Adalet terazisi kimi tartıyor?

Abone Ol

Olay İstanbul'da yaşandı sevgili okurlar... İstanbul Barosu'na kayıtlı 47 yaşındaki kadın avukat Z. Ö. sadece avukatların olduğu bir Whatsapp grubunda yer alıyordu. 

Olay Z. Ö.'nün gruptaki meslektaşı K. A.'ya hakaret etmesiyle başladı. Şikayet üzerine grup yöneticisi avukat F. T. Z.Ö'yü gruptan çıkardı.

Tabi Z.Ö. iddiaya göre bu duruma çok sinirlendi ve garip bir yol izledi.  Öfkesine yenik düşen Z. Ö., kendisini gruptan çıkaran meslektaşı F. T.'ye mesajlar atmaya başladı.

İddiaya göre öfkeli avukat, gruptan çıkarılarak rezil olduğunu söyleyerek, "Beni tekrardan alıp herkesin önünde özür dileyeceksiniz. Ya da uğraşmak zorunda kalırsınız" dedi.

Tehditlere rağmen gruba girmeye başaramayan Z. Ö.'nün bir sonraki hamlesi şantajla para almak oldu.

İddiaya göre Z. Ö., F. T.'ye iki gün içerisinde hesabına 500 bin lira atılmasını aksi halde, "Kocanın beni taciz ettiğini söylerim" dedi. 

Bu durumda F.T. daha fazla dayanamayarak şiikayetçi oldu. F.T. Z. Ö.'nün kendisini avukat eşi C T. ile alakalı asılsız iddialarda bulunarak şantajda bulunduğunu ve para göndermeyince sosyal medyadan iftira içerikli paylaşımlar yaptığını söyledi. 

Şikâyet üzerine ifadesi alınmak istenen şantajcı avukata ulaşılamadı. Avukat dosyada firari konumuna düştü. Olayla ilgili İstanbul Cumhuriyet Başsavcılığı tarafından soruşturma başlatıldı.
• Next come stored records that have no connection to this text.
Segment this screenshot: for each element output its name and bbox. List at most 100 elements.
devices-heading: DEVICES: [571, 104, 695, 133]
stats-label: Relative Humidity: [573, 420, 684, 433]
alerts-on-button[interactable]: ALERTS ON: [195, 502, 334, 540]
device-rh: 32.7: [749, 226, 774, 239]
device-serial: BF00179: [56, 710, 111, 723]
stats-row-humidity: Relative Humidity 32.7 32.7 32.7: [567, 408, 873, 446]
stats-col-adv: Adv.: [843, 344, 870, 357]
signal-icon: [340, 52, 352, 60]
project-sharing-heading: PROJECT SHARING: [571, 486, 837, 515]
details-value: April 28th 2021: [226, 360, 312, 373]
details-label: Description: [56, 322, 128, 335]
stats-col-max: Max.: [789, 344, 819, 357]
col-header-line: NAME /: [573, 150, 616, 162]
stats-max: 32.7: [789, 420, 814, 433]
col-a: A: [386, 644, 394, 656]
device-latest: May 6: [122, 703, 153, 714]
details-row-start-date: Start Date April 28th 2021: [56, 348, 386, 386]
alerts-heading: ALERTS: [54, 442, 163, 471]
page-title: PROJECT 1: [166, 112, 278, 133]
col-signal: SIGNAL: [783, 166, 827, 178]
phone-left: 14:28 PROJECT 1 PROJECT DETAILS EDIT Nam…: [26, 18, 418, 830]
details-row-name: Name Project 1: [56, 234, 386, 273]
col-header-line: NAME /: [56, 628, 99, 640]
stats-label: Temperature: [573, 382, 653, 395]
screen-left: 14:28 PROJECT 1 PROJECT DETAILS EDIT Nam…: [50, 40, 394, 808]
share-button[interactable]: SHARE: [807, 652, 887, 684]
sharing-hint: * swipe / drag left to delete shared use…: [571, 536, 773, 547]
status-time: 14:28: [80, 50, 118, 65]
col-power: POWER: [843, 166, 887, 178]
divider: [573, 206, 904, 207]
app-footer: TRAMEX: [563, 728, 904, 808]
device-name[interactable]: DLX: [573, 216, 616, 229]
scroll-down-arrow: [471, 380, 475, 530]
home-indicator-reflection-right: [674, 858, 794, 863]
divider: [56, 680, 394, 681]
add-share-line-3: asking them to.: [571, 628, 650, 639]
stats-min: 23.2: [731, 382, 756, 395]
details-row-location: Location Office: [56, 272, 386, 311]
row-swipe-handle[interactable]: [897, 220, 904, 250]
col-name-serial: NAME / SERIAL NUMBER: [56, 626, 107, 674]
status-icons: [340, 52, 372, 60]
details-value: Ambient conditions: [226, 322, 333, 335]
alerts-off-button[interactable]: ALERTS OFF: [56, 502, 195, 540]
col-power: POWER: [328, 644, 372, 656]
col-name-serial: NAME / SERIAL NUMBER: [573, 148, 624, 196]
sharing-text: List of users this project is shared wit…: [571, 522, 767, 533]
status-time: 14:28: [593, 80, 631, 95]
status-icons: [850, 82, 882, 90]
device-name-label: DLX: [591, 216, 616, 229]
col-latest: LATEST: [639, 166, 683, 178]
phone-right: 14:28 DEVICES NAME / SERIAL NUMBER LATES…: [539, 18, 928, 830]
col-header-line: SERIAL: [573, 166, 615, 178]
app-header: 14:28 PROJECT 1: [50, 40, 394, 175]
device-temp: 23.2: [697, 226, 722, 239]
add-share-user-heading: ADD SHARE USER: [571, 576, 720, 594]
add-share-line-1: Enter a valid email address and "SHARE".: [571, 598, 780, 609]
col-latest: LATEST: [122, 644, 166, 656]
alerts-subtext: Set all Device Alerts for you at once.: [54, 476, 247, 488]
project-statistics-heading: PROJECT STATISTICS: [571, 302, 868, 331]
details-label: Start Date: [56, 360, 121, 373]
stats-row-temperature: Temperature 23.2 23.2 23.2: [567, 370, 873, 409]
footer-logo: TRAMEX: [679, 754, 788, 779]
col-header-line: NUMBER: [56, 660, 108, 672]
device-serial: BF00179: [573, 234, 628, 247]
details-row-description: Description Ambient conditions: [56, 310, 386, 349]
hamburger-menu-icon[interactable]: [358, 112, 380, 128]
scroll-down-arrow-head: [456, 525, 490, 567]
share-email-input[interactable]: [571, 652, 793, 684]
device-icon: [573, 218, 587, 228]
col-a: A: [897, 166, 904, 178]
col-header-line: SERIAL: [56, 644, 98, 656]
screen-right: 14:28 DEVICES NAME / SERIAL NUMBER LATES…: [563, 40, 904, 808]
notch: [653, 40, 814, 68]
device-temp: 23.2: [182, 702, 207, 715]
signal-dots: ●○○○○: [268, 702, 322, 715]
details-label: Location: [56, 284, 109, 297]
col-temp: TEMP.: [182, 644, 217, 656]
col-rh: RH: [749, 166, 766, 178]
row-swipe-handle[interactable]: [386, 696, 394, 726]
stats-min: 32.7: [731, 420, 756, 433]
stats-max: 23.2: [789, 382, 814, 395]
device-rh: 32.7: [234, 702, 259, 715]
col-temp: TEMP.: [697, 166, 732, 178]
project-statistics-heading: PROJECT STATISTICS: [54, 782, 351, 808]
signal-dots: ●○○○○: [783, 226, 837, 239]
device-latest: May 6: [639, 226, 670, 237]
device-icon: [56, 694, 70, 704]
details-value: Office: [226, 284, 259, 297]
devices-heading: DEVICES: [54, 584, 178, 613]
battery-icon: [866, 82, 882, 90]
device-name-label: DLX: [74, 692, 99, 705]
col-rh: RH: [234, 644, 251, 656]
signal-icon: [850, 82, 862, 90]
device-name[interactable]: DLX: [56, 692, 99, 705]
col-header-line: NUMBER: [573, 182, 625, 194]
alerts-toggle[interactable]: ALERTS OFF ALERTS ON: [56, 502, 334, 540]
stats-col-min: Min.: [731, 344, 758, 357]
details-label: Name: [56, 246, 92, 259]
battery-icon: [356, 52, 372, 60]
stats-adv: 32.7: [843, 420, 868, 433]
Bir doktor bir de avukat yanlış ellere düşünce insan başını doğrultamaz kolay kolay. Suçu kanıtlandığında para cezası mı alır yoksa hapse mi girer bilemedim lakin mesleki olarak da çok ciddi bir yaptırımının olması şart gibi görünüyor. Örneklerine baktığımızda yüz kızartıcı suç da dahil pekçok suç işleyen insanların hiçbir şey olmamış gibi işine gücüne döndüğünü görüyoruz. Öte yandan ise 650 liralık bin değil 650 liralık bir dolandırıcılık girişimi hem de pişman olup kendi kendini ihbar etmesiyle son bulan bir dolandırıcılık suç girişiminden 46 yıl ceza alabiliryor insanlar... Adalet terazimizin ayarında zaman zaman sorunlar olmuyor değil, hassas ayar gerek. Siz ne dersiniz?